Das erklärte Ziel, Einsparungen von Haushaltsmitteln zu erreichen, kann aber grundsätzlich ein "dringendes dienstliches Erfordernis" für den Widerruf nicht begründen. Dies könnte nur der Fall sein, wenn die allgemeine Haushaltslage der Antragsgegnerin so prekär wäre, dass sie auf die sachgemäße und reibungslose Erfüllung der einer hauptamtlichen Gleichstellungsbeauftragten übertragenen Aufgaben zurückwirken würde. Dies ist angesichts der im Verhältnis zum Gesamtetat der Antragsgegnerin geringen Lohnkosten einer hauptamtlichen Kraft nicht ersichtlich. Der insoweit von der Antragsgegnerin angeführten Argumentation, die Weiterbeschäftigung sei aufgrund der Haushaltssituation der Gemeinde nicht zumutbar, ist daher nicht zu folgen.
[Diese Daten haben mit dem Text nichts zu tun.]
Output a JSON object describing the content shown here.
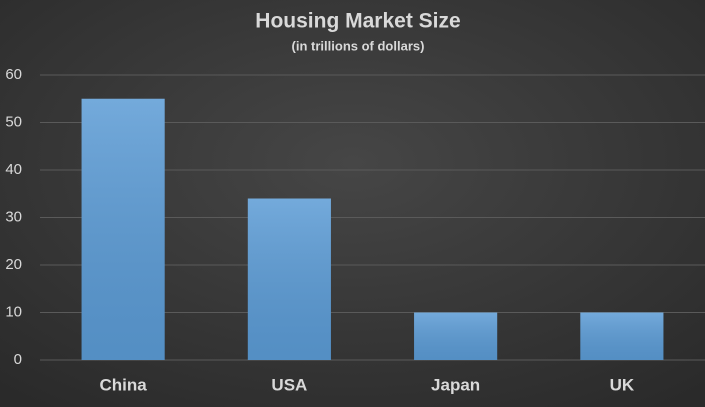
{
  "chart_data": {
    "type": "bar",
    "title": "Housing Market Size",
    "subtitle": "(in trillions of dollars)",
    "categories": [
      "China",
      "USA",
      "Japan",
      "UK"
    ],
    "values": [
      55,
      34,
      10,
      10
    ],
    "color": "#5b9bd5",
    "ylim": [
      0,
      60
    ],
    "yticks": [
      0,
      10,
      20,
      30,
      40,
      50,
      60
    ],
    "grid": true
  }
}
Fehlt es aber schon am Tatbestandsmerkmal des "dringenden dienstlichen Erfordernisses" für den Widerruf der Bestellung zur Gleichstellungsbeauftragten, erweist sich der Bescheid vom 26. Juli 2006 als offensichtlich rechtswidrig, so dass das Verwaltungsgericht zu Recht entschieden hat, dass das Aussetzungsinteresse der Antragstellerin das Vollzugsinteresse der Antragsgegnerin überwiegt.

Die Beschwerde ist mit der Kostenfolge aus § 154 Abs. 2 VwGO zurückzuweisen.

Die Festsetzung des Streitwertes beruht auf § 53 Abs. 3 Nr. 2 i.V.m. § 52 Abs. 2 VwGO.

Dieser Beschluss ist unanfechtbar (§ 152 Abs. 1 VwGO, § 68 Abs. 1 Satz 5 i.V.m. § 66 Abs. 3 Satz 3 GKG).